Though workers struggles within the present system can be a critical factor in the fight against environmental degradation, and can force changes in corporate behavior, a change in the dominant direction of technical development requires the construction of a new social order.

Precisely because technological development at present is shaped by, and reflects, the priorities of a hierarchical, exploitative, market-dominated social order, a different direction for technical development requires that the workforce build new social relations of production that are egalitarian, non-hierarchical, democratic, coordinated and socially accountable. For us, workers taking over the running of production is not for the purpose of continuing the existing techniques under workers control but precisely to radically change the methods and orientation of industry.

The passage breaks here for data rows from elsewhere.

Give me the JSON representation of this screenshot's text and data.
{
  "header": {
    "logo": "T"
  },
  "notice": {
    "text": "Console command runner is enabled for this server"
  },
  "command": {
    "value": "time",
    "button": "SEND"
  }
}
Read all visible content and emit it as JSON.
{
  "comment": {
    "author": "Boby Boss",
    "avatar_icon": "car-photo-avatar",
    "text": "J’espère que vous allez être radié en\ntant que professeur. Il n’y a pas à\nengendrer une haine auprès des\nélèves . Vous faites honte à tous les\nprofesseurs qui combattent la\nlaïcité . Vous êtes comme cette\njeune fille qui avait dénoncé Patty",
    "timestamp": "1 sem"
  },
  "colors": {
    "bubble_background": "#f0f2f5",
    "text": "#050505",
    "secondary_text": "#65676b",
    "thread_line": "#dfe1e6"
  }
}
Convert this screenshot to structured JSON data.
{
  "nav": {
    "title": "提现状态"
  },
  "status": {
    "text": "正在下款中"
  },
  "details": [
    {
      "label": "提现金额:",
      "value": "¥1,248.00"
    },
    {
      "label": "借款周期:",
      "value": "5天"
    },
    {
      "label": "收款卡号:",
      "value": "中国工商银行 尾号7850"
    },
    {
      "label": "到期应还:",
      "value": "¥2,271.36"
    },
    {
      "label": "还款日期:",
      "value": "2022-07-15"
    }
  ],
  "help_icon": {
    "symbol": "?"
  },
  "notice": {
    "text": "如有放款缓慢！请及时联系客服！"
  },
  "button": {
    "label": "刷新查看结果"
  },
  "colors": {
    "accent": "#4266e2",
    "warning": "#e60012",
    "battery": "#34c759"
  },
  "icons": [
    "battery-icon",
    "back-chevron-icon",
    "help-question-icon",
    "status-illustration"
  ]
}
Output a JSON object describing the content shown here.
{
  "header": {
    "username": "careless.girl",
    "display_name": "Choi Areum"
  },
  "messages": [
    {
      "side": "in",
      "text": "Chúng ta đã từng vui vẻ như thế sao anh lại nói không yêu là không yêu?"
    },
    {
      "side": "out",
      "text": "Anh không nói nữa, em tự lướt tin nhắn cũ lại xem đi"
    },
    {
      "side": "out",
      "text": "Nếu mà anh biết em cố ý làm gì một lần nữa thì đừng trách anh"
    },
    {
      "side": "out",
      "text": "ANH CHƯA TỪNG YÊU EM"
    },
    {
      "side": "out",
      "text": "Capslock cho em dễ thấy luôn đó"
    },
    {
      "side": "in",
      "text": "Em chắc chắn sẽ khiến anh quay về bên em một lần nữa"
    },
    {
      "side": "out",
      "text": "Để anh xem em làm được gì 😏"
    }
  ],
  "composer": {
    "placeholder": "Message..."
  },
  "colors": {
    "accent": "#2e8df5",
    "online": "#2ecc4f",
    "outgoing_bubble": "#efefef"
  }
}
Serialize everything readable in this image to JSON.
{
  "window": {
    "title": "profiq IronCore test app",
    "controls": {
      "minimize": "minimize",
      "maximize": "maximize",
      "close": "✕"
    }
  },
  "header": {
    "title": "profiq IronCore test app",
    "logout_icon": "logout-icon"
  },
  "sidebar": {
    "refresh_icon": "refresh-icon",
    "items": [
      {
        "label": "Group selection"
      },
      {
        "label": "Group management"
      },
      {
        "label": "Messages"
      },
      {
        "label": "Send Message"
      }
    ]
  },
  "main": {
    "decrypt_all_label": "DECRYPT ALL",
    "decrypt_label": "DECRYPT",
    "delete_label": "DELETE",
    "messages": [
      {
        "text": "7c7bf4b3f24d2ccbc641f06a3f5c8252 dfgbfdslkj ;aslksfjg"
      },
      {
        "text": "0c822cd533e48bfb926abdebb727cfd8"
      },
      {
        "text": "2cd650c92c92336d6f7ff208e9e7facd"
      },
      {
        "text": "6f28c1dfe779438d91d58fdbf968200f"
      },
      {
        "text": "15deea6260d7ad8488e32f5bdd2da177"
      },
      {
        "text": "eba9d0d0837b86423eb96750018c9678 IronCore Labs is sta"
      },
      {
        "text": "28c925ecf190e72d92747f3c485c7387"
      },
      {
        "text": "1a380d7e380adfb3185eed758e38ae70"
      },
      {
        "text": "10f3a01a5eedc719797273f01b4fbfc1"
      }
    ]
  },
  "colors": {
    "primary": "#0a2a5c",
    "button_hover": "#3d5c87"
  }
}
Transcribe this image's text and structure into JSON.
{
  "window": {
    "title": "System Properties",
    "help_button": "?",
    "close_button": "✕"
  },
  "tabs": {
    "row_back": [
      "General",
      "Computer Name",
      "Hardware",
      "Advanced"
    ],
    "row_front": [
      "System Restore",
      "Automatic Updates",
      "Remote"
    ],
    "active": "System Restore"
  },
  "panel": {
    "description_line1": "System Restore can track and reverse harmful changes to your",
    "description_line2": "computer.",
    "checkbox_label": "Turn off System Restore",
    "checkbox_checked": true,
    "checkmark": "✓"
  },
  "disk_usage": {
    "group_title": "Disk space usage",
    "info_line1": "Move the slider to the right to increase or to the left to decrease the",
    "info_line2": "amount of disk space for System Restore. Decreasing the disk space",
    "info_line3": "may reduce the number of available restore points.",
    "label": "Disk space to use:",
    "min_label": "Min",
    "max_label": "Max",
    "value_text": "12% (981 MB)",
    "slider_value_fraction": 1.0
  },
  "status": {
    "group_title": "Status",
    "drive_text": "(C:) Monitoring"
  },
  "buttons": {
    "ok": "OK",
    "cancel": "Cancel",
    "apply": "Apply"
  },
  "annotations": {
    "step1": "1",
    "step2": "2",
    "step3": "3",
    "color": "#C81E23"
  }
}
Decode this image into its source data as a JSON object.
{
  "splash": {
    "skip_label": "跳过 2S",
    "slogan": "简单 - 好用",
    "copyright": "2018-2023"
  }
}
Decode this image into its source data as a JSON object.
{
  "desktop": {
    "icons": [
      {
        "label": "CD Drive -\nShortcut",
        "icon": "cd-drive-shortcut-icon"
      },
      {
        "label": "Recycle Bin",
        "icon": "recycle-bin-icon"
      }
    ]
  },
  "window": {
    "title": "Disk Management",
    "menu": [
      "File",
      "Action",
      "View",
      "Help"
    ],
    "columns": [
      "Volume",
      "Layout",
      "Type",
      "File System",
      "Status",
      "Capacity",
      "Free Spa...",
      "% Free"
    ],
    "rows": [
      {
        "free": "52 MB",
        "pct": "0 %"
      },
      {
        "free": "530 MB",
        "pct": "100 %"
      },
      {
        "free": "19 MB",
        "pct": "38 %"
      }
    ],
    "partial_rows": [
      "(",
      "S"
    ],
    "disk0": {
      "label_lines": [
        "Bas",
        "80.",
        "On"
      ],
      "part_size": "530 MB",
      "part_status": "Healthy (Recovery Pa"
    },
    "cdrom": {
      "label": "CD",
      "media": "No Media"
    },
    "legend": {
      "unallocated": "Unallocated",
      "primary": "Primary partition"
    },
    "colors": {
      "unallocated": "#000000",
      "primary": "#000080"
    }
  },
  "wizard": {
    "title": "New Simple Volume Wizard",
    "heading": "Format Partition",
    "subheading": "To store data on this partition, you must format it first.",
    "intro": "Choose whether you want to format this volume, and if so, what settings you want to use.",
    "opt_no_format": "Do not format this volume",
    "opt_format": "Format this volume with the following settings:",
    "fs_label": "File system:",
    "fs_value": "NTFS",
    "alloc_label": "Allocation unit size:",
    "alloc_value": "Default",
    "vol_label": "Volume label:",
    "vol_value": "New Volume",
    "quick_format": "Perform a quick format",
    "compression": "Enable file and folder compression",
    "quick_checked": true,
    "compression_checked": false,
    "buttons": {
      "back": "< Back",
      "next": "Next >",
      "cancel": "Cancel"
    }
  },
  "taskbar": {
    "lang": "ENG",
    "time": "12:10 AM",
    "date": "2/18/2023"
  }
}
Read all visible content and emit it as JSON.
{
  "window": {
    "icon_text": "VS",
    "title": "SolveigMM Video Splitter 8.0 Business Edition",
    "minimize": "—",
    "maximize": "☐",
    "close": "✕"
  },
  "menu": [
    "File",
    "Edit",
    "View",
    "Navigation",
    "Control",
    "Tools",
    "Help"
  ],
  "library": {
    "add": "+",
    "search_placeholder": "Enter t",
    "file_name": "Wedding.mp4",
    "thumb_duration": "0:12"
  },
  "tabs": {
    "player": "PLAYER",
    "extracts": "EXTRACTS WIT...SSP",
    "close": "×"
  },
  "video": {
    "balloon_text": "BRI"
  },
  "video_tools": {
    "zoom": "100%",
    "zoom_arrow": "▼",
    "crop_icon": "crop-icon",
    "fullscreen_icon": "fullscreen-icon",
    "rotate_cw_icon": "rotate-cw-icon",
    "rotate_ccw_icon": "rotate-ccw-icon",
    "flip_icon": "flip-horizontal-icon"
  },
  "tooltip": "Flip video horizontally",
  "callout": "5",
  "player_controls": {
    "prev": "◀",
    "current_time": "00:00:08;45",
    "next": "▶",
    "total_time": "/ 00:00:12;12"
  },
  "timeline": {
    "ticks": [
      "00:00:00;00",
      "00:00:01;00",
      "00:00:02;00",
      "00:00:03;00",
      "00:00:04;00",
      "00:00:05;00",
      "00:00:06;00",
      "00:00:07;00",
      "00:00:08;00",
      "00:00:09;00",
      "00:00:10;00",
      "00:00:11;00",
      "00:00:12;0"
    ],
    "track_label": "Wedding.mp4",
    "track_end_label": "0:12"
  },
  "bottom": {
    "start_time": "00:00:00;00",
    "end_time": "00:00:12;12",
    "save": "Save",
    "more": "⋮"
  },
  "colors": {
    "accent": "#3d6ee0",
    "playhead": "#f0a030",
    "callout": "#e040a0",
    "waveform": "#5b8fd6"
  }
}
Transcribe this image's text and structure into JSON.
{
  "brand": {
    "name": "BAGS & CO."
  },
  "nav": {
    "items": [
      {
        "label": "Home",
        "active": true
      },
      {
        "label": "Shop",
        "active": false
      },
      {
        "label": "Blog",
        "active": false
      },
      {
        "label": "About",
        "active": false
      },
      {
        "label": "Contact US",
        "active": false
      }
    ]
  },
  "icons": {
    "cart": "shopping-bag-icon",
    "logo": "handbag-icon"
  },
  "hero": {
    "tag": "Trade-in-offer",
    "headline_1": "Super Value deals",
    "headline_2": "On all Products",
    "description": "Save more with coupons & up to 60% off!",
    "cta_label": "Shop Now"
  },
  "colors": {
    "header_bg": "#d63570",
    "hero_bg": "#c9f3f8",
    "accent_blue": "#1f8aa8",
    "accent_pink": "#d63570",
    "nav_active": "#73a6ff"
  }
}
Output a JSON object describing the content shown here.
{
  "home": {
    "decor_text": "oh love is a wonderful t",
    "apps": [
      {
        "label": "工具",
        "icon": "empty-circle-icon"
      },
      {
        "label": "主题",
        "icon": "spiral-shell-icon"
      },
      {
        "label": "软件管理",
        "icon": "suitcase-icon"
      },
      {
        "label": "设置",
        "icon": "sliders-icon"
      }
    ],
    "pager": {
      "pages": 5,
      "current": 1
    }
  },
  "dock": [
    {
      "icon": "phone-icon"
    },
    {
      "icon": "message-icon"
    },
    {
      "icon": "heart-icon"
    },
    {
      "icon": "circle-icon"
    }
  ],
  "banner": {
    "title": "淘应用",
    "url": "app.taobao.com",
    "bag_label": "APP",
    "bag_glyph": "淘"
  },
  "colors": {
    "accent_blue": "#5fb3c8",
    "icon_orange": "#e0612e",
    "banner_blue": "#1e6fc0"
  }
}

In the period when this takeover of industry is consolidated, humanity will have inherited an industrial infrastructure that was developed under capitalism, and thus reflects the logic of that system, just as early capitalism was first based on methods of craft production which were inherited from an earlier, pre-capitalist era.

The workforce will, thus, be confronted with a massive task of conversion, of healing the wounds to the ecosystem and establishing their own real, egalitarian mastery of the production process. This period of conversion and re-design of industrial methods, of working out needed changes for ecological sustainability and democratization of technology, will be a period of transition. The old industrial infrastructure, which includes production of things needed in our daily lives, such as clothes and medicines, cannot be wholly scrapped all at once.

I'm sure that there would be certain industrial processes gotten rid of right away, and getting rid of others will be a high priority. For example, I think that a high priority should be converting agriculture to organic farming, and abandoning the present addiction to petro-chemical fertilizers, pesticides and herbicides, which are destructive to the health of farmworkers and a major factor in water pollution.

However, for this change in the direction of technical development to get off the ground, there must be a libertarian, democratic revolution in the social relations of production, which only the workforce can bring about.

Disclaimer: The views expressed here are not the official position of the IWW (or even the IWW’s EUC) and do not necessarily represent the views of anyone but the author.